The funniest part however is that everyone seems to believe that this is a brand new event even though official records show that the farmer suicides have been going since the early 1990's. What has completely devastated several districts, including Anantapur, is a long running drought that began in 2001 and is yet to end. At the Nairobi summit of the United Nations Framework Convention on Climate Change, there was a strong focus on the fact that those most likely to be severely affected will be people who had no hand in propagating the anthropogenic factors that have escalated climate change. It will be the poorest of the poor, the landless, the economically backward, the socially marginalized. All of which describe the farmers of Andhra Pradesh.
The most terrifying truth about this scenario is the fact that these farmers are being crushed between the jaws of the Globalisation mantra and unreliable climate patterns. The Indian farmer has traditionally relied on the monsoons for sustenance, they are his benefactors. They are his cruel masters; to whose whims and mercies lies bound, inextricably, his life. In the WTO regime, that really, desperately wants us to believe that 'the world is flat', people such as these farmers have no voice, no power and no access to the wealth that the WTO promises to bring to people exactly like them; honest, hardworking and desirous of a 'good life.'
Now, that promise stands forfeited. There is no salvation in sight for these people with no financial lending institution or government organisation willing to take up the responsibility for improving the situation. Indeed many of the small scale private banks which were supposed to exist as the farmers friend now no longer give out loans to them. Their new clientèle is the upper middle class urban population.
To spice up things, Andhra Pradesh regularly experiences the same troubles as Orissa. Storms, cyclones near the coasts and prolonged drought inland. Nature's double whammy which, compounded by the failure of government policy and the competition from cheaper food grain imports, seems to be the surefire solution to India's overpopulation problem; 'Kill them all!'
I know I shouldn't sound so depressing and negative, but most of what I typed above is so terribly true, I don't know if it makes a difference if I package it in tinfoil and ribbons.

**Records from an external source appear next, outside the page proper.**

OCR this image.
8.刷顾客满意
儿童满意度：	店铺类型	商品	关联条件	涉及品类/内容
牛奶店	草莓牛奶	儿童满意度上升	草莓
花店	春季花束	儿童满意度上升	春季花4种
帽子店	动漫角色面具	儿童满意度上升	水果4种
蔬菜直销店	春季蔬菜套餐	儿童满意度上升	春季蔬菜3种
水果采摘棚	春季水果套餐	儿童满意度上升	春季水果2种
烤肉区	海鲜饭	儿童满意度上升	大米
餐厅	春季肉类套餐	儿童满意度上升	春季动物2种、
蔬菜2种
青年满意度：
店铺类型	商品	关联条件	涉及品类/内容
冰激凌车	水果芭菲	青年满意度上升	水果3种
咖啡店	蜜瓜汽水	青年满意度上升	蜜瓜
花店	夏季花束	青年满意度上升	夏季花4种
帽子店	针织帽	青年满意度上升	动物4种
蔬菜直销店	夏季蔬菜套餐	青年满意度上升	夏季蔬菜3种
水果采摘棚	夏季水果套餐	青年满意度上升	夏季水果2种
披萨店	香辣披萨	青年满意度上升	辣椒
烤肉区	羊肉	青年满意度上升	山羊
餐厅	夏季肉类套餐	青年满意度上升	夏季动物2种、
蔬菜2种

Going back to the discussion on climate change, it is not really difficult to imagine how climate change is going to further worsen the situation in Andhra Pradesh. Erratic precipitation, unending droughts, government apathy and repeatedly failing crops. India is already incapable of feeding her masses. Now farmer after farmer is giving up on agriculture. There is little left to imagine about what the future holds unless some corrective action takes place.
References:
P Sainath on the state of farmers in Andhra and Maharashtra
p.s. - Palagummi Sainath is this year's winner of the Ramon Magasasay award. He is the rural affairs editor for The Hindu, a leading daily in India.